I do think that explaining clearly to the parents what I am doing and how their children will benefit is important, especially since what I am doing is unusual.

Jason, the 10-year-old, tells you that he has now reached a point where he knows the line between make-believe and reality, and he says of his father, "He knows I know he knows." At this point, Jason makes an argument for self-regulation of his own TV and video-game watching. Is there such an age? And if so, when is it? How does a parent know that their child knows?

Actually, he was very respectful of his parents' discussions with him about violence and of the rules they had made about his violent video games, which he loved. He respected their requirement that the game be mostly about interaction or skill or something other than violence, though it could have violence in it. They didn't want him playing games where all you did was kill. He understood that.

Jason also said, after Columbine, that he was much more concerned about the violent video games he played than he had been before. And he thought maybe his parents should prohibit him from playing them, although he knew he would be very angry for several months if they made that rule. The important thing about Jason and his violent games was the way that he talked about them with his father. That relationship was important to him, and his father understood his interest, but Jason understood his father's concern.

Jason is a good example of how a child can have an interest in violence but not be a violent human being. He was a very caring boy who thought a lot about the feelings of other children. It's hard to say what's right for everybody. It really does depend on the child. If he was a child who did nothing but play violent video games, and didn't have any friends and didn't talk to his parents, he would have a very different overall picture, and I would be a lot more worried about that child than I was about Jason.

Jason makes the distinction between "purposeful" violence -- such as that in "Amistad," which comes with social content -- and "senseless" or "gratuitous" violence, such as the kind seen in, say, "Anaconda." Is there such a distinction?

Certainly, at his age, he was able to distinguish between movies that were violent just for excitement and stimulation and movies that had a deeper meaning, which he felt "Amistad" had. I don't know that the 5- and 6-year-olds would be able to make that distinction, because they wouldn't be able to tell what was real and what was not real. They wouldn't be able to tell if, say, "Amistad" was a violent fantasy or a historical fiction.

What do you believe is the ultimate effect on children who are punished for their violent fantasies?

First of all, I think they believe they are bad to have them at all. And that's a terrible position for them to be in, because they can't stop their fantasies. If anything, they are likely to have them more intensely after they have been punished. They're not likely to have fewer violent fantasies after being punished. So it can trigger a vicious cycle of negative feelings.

It's also a lost opportunity -- they are not going to be very willing, even if someone asks them, to talk about their fears and their worries, because they've found that it's dangerous to do so.

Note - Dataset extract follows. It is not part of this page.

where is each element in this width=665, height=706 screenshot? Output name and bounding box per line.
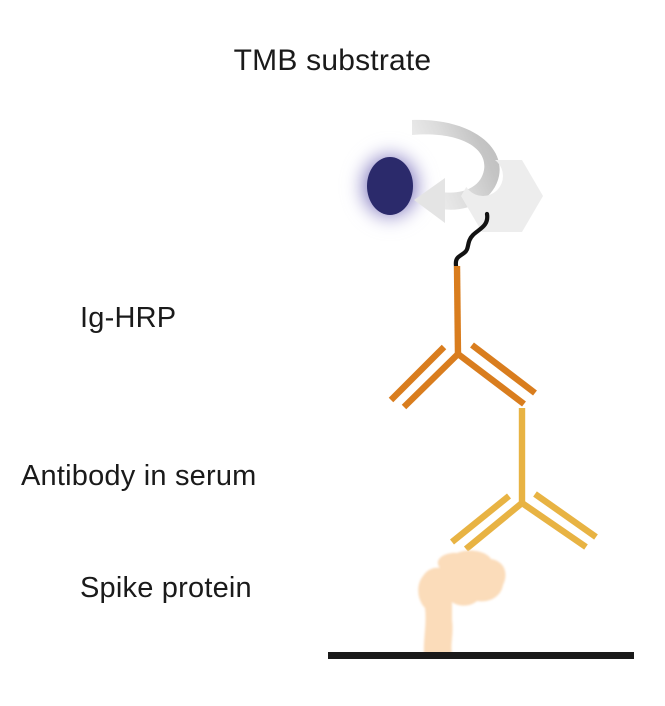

So getting them help may become even harder.

But it depends upon what the rest of the picture looks like. If the 14-year-old writing the story also is surly with teachers, doesn't have a good relationship with his parents, doesn't have friends and seems to be obsessed with violent fantasies, that is a very different picture of a child than one who seems to be getting along well with people and writes one violent story.

If a parent is concerned about a child's violent play, then it would be good to talk to somebody about that. As parents, we know our children, and if they are playing in a way that's new and disturbing, we should trust ourselves and act on that. We should talk to someone -- it could be a teacher we know very well, or a pediatrician or health professional. But I think we should trust that worry and that knowing that something is wrong and get the help we need.


By Amy Benfer

Amy Benfer is a freelance writer in Brooklyn, N.Y.